Insieme alle città solettate di cemento e d’asfalto, nel Paese cresce la superficie forestale: ricopre (dati Infc, 2015) quasi 12 milioni di ettari, corrispondenti a un coefficiente di boscosità (rapporto tra estensione delle foreste e territorio nazionale) del 39 per cento. E questa percentuale continua a crescere. Negli ultimi 24 anni si sono allargate tanto le città (mezzo milione di ettari) che i boschi (mezzo milione di ettari). A scapito di agricoltura e pascoli. Approfondendo, si scopre che la riduzione più significativa riguarda i terreni seminativi (meno 848mila ettari tra il 1990 e il 2014, il 14 per cento) e gli agrumeti (meno 11 per cento). Si è registrato, invece, un incremento delle superfici dedicate alla viticoltura (più 83 per cento rispetto al 1990) e agli olivi (più 15 per cento). Sono tornate a espandersi anche le risaie (più 9 per cento). La perdita di suolo produttivo per produzione agricola vale 424 milioni di euro l’anno.
Migliora l’aria
In Italia migliora l’aria, visto che tutti gli inquinanti decrescono. Gli indicatori sono concordanti. La situazione permane, tuttavia, critica in Pianura Padana e nei contesti metropolitani: per il particolato atmosferico, il biossido di azoto e l’ozono troposferico si continuano a registrare livelli elevati. E’ proprio per questi livelli di inquinamento concentrati in alcune aree che in Italia è stato stimato un numero di 91.050 morti premature, il più alto tra i Paesi europei presi in considerazione (la stima era per il 2013). La quasi totalità dei superamenti alle centraline (ozono e biossido di azoto), va detto, è stata registrata in stazioni orientate al traffico localizzate in medie e grandi aree urbane.
Le dieci grandi città
Torino è la città più grande d’Italia: si estende per 682mila ettari con il 93,3 per cento del suo territorio non urbanizzato e il 16,4 per cento di verde pubblico a disposizione dei cittadini. Milano ha il 33,6 per cento del territorio cementificato. Per quanto riguarda la disponibilità di verde pubblico pro capite, la migliore condizione si rinviene a Reggio Calabria: 104 metri quadrati per abitante. La peggiore a Genova, con 6,3 metri quadrati per abitante.
Gli interventi e le tasse
L’Italia nel tempo ha varato (e sovrapposto) ben 61 Piani di intervento ambientale (Piano parchi, Strategia nazionale per la biodiversità, strategia per l’ambiente marino e così via). Urge una razionalizzazione.

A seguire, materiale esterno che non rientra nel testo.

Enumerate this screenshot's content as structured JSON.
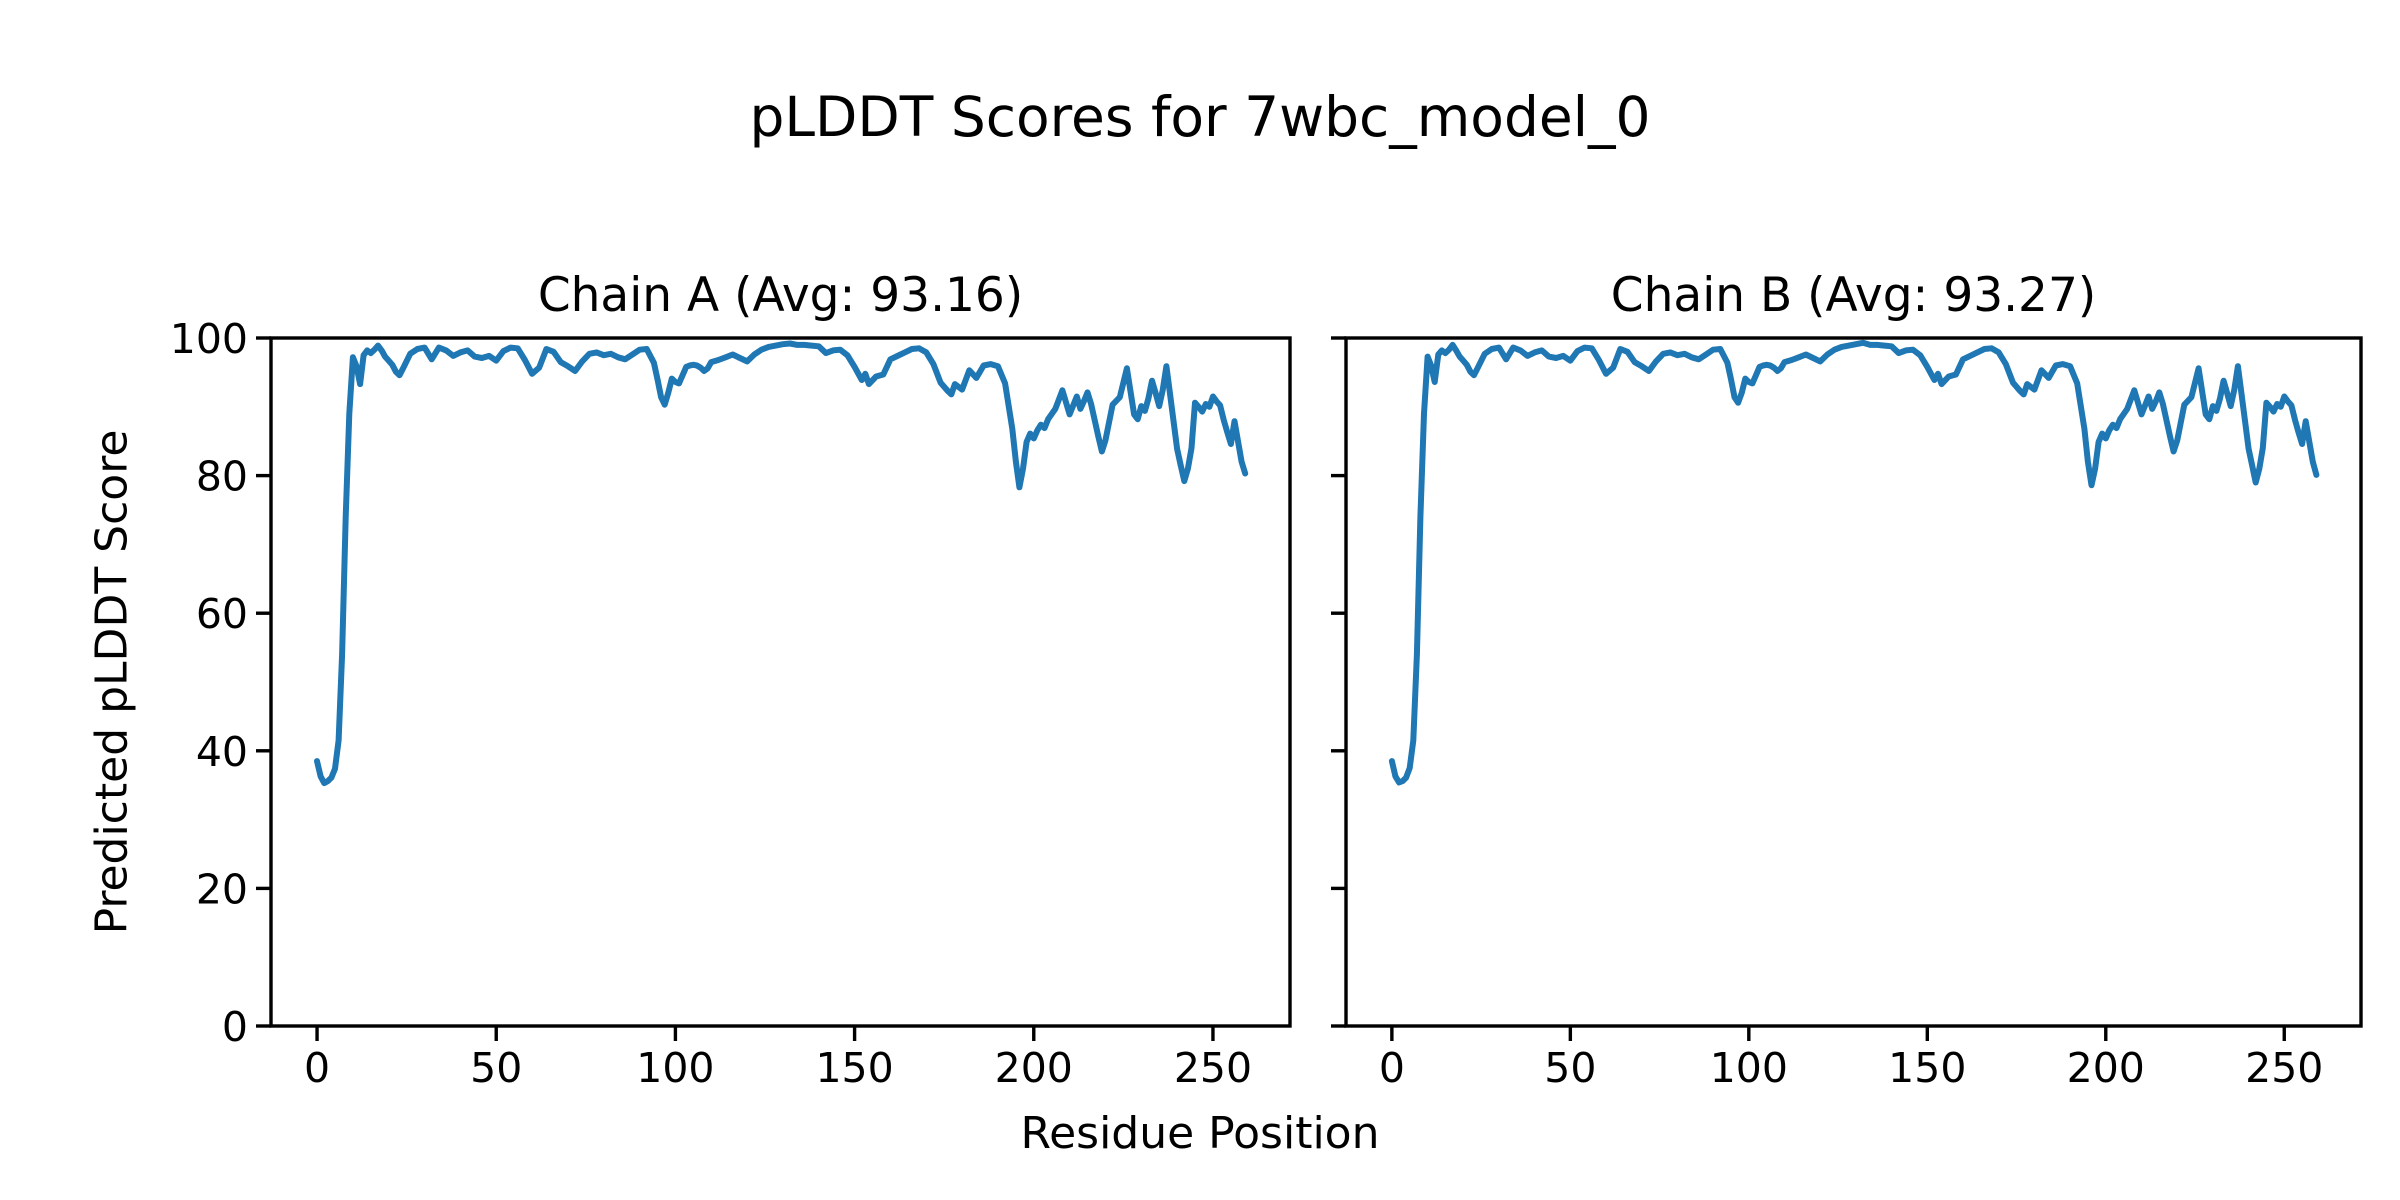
{
  "chart_data": {
    "type": "line",
    "title": "pLDDT Scores for 7wbc_model_0",
    "xlabel": "Residue Position",
    "ylabel": "Predicted pLDDT Score",
    "grid": false,
    "legend": "none",
    "line_color": "#1f77b4",
    "background_color": "#ffffff",
    "text_color": "#000000",
    "xlim": [
      -12.85,
      271.5
    ],
    "ylim": [
      0,
      100
    ],
    "x_ticks": [
      0,
      50,
      100,
      150,
      200,
      250
    ],
    "y_ticks": [
      0,
      20,
      40,
      60,
      80,
      100
    ],
    "subplots": [
      {
        "name": "Chain A",
        "title": "Chain A (Avg: 93.16)",
        "avg": 93.16,
        "x": [
          0,
          1,
          2,
          3,
          4,
          5,
          6,
          7,
          8,
          9,
          10,
          11,
          12,
          13,
          14,
          15,
          16,
          17,
          18,
          19,
          20,
          21,
          22,
          23,
          24,
          26,
          28,
          30,
          32,
          34,
          36,
          38,
          40,
          42,
          44,
          46,
          48,
          50,
          52,
          54,
          56,
          58,
          60,
          62,
          64,
          66,
          68,
          70,
          72,
          74,
          76,
          78,
          80,
          82,
          84,
          86,
          88,
          90,
          92,
          94,
          95,
          96,
          97,
          98,
          99,
          100,
          101,
          102,
          103,
          104,
          105,
          106,
          107,
          108,
          109,
          110,
          112,
          114,
          116,
          118,
          120,
          122,
          124,
          126,
          128,
          130,
          132,
          134,
          136,
          138,
          140,
          142,
          144,
          146,
          148,
          150,
          152,
          153,
          154,
          156,
          158,
          160,
          162,
          164,
          166,
          168,
          170,
          172,
          174,
          176,
          177,
          178,
          180,
          182,
          184,
          186,
          188,
          190,
          192,
          194,
          195,
          196,
          197,
          198,
          199,
          200,
          201,
          202,
          203,
          204,
          206,
          208,
          210,
          212,
          213,
          214,
          215,
          216,
          218,
          219,
          220,
          222,
          224,
          226,
          228,
          229,
          230,
          231,
          232,
          233,
          234,
          235,
          236,
          237,
          238,
          240,
          241,
          242,
          243,
          244,
          245,
          246,
          247,
          248,
          249,
          250,
          251,
          252,
          253,
          254,
          255,
          256,
          257,
          258,
          259
        ],
        "y": [
          38.5,
          36.3,
          35.3,
          35.6,
          36.1,
          37.4,
          41.5,
          54.0,
          74.0,
          89.0,
          97.2,
          95.9,
          93.3,
          97.5,
          98.2,
          97.8,
          98.3,
          98.9,
          98.2,
          97.3,
          96.7,
          96.1,
          95.1,
          94.6,
          95.6,
          97.7,
          98.4,
          98.6,
          96.9,
          98.6,
          98.2,
          97.4,
          97.9,
          98.2,
          97.3,
          97.1,
          97.4,
          96.7,
          98.1,
          98.6,
          98.5,
          96.8,
          94.8,
          95.7,
          98.4,
          98.0,
          96.5,
          95.9,
          95.2,
          96.6,
          97.7,
          97.9,
          97.5,
          97.7,
          97.2,
          96.9,
          97.6,
          98.3,
          98.4,
          96.4,
          94.0,
          91.4,
          90.3,
          92.0,
          94.1,
          93.6,
          93.4,
          94.6,
          95.8,
          96.0,
          96.1,
          96.0,
          95.7,
          95.2,
          95.6,
          96.5,
          96.8,
          97.2,
          97.6,
          97.1,
          96.6,
          97.6,
          98.3,
          98.7,
          98.9,
          99.1,
          99.2,
          99.0,
          99.0,
          98.9,
          98.8,
          97.8,
          98.2,
          98.3,
          97.5,
          95.8,
          93.9,
          94.8,
          93.3,
          94.4,
          94.7,
          96.9,
          97.4,
          97.9,
          98.4,
          98.5,
          97.9,
          96.2,
          93.5,
          92.3,
          91.8,
          93.3,
          92.5,
          95.3,
          94.2,
          96.0,
          96.2,
          95.9,
          93.4,
          86.8,
          82.0,
          78.3,
          81.0,
          84.9,
          86.1,
          85.4,
          86.6,
          87.4,
          86.9,
          88.2,
          89.7,
          92.4,
          88.9,
          91.5,
          89.7,
          90.8,
          92.1,
          90.4,
          85.7,
          83.5,
          85.1,
          90.3,
          91.4,
          95.6,
          88.9,
          88.2,
          90.1,
          89.4,
          91.2,
          93.8,
          92.0,
          90.1,
          92.5,
          95.9,
          92.0,
          83.9,
          81.5,
          79.2,
          81.0,
          84.0,
          90.6,
          90.0,
          89.3,
          90.4,
          90.0,
          91.5,
          90.8,
          90.2,
          88.1,
          86.3,
          84.6,
          87.9,
          85.0,
          82.0,
          80.3
        ]
      },
      {
        "name": "Chain B",
        "title": "Chain B (Avg: 93.27)",
        "avg": 93.27,
        "x": [
          0,
          1,
          2,
          3,
          4,
          5,
          6,
          7,
          8,
          9,
          10,
          11,
          12,
          13,
          14,
          15,
          16,
          17,
          18,
          19,
          20,
          21,
          22,
          23,
          24,
          26,
          28,
          30,
          32,
          34,
          36,
          38,
          40,
          42,
          44,
          46,
          48,
          50,
          52,
          54,
          56,
          58,
          60,
          62,
          64,
          66,
          68,
          70,
          72,
          74,
          76,
          78,
          80,
          82,
          84,
          86,
          88,
          90,
          92,
          94,
          95,
          96,
          97,
          98,
          99,
          100,
          101,
          102,
          103,
          104,
          105,
          106,
          107,
          108,
          109,
          110,
          112,
          114,
          116,
          118,
          120,
          122,
          124,
          126,
          128,
          130,
          132,
          134,
          136,
          138,
          140,
          142,
          144,
          146,
          148,
          150,
          152,
          153,
          154,
          156,
          158,
          160,
          162,
          164,
          166,
          168,
          170,
          172,
          174,
          176,
          177,
          178,
          180,
          182,
          184,
          186,
          188,
          190,
          192,
          194,
          195,
          196,
          197,
          198,
          199,
          200,
          201,
          202,
          203,
          204,
          206,
          208,
          210,
          212,
          213,
          214,
          215,
          216,
          218,
          219,
          220,
          222,
          224,
          226,
          228,
          229,
          230,
          231,
          232,
          233,
          234,
          235,
          236,
          237,
          238,
          240,
          241,
          242,
          243,
          244,
          245,
          246,
          247,
          248,
          249,
          250,
          251,
          252,
          253,
          254,
          255,
          256,
          257,
          258,
          259
        ],
        "y": [
          38.5,
          36.3,
          35.4,
          35.6,
          36.1,
          37.5,
          41.5,
          54.0,
          74.0,
          89.0,
          97.3,
          96.0,
          93.6,
          97.6,
          98.2,
          97.8,
          98.3,
          99.0,
          98.2,
          97.3,
          96.7,
          96.1,
          95.1,
          94.6,
          95.6,
          97.7,
          98.4,
          98.6,
          96.9,
          98.6,
          98.2,
          97.4,
          97.9,
          98.2,
          97.3,
          97.1,
          97.4,
          96.7,
          98.1,
          98.6,
          98.5,
          96.8,
          94.8,
          95.7,
          98.4,
          98.0,
          96.5,
          95.9,
          95.2,
          96.6,
          97.7,
          97.9,
          97.5,
          97.7,
          97.2,
          96.9,
          97.6,
          98.3,
          98.4,
          96.4,
          94.0,
          91.4,
          90.6,
          92.0,
          94.1,
          93.6,
          93.4,
          94.6,
          95.8,
          96.0,
          96.1,
          96.0,
          95.7,
          95.2,
          95.6,
          96.5,
          96.8,
          97.2,
          97.6,
          97.1,
          96.6,
          97.6,
          98.3,
          98.7,
          98.9,
          99.1,
          99.3,
          99.0,
          99.0,
          98.9,
          98.8,
          97.8,
          98.2,
          98.3,
          97.5,
          95.8,
          93.9,
          94.8,
          93.3,
          94.4,
          94.7,
          96.9,
          97.4,
          97.9,
          98.4,
          98.5,
          97.9,
          96.2,
          93.5,
          92.3,
          91.8,
          93.3,
          92.5,
          95.3,
          94.2,
          96.0,
          96.2,
          95.9,
          93.4,
          86.8,
          82.0,
          78.6,
          81.0,
          84.9,
          86.1,
          85.4,
          86.6,
          87.4,
          86.9,
          88.2,
          89.7,
          92.4,
          88.9,
          91.5,
          89.7,
          90.8,
          92.1,
          90.4,
          85.7,
          83.5,
          85.1,
          90.3,
          91.4,
          95.6,
          88.9,
          88.2,
          90.1,
          89.4,
          91.2,
          93.8,
          92.0,
          90.1,
          92.5,
          95.9,
          92.0,
          83.9,
          81.5,
          79.0,
          81.0,
          84.0,
          90.6,
          90.0,
          89.3,
          90.4,
          90.0,
          91.5,
          90.8,
          90.2,
          88.1,
          86.3,
          84.6,
          87.9,
          85.0,
          82.0,
          80.1
        ]
      }
    ]
  }
}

Le imposte ambientali ammontano, infine, a 55.722 milioni di euro, ma solo l’1,03 per cento (578 milioni) viene impiegato per la protezione dell’ambiente. L’82 per cento del gettito è costituito da imposte (prevalentemente accise) sui prodotti energetici, il 17 per cento da imposte sui veicoli di trasporto e meno dell’1 per cento su specifici inquinanti o risorse naturali.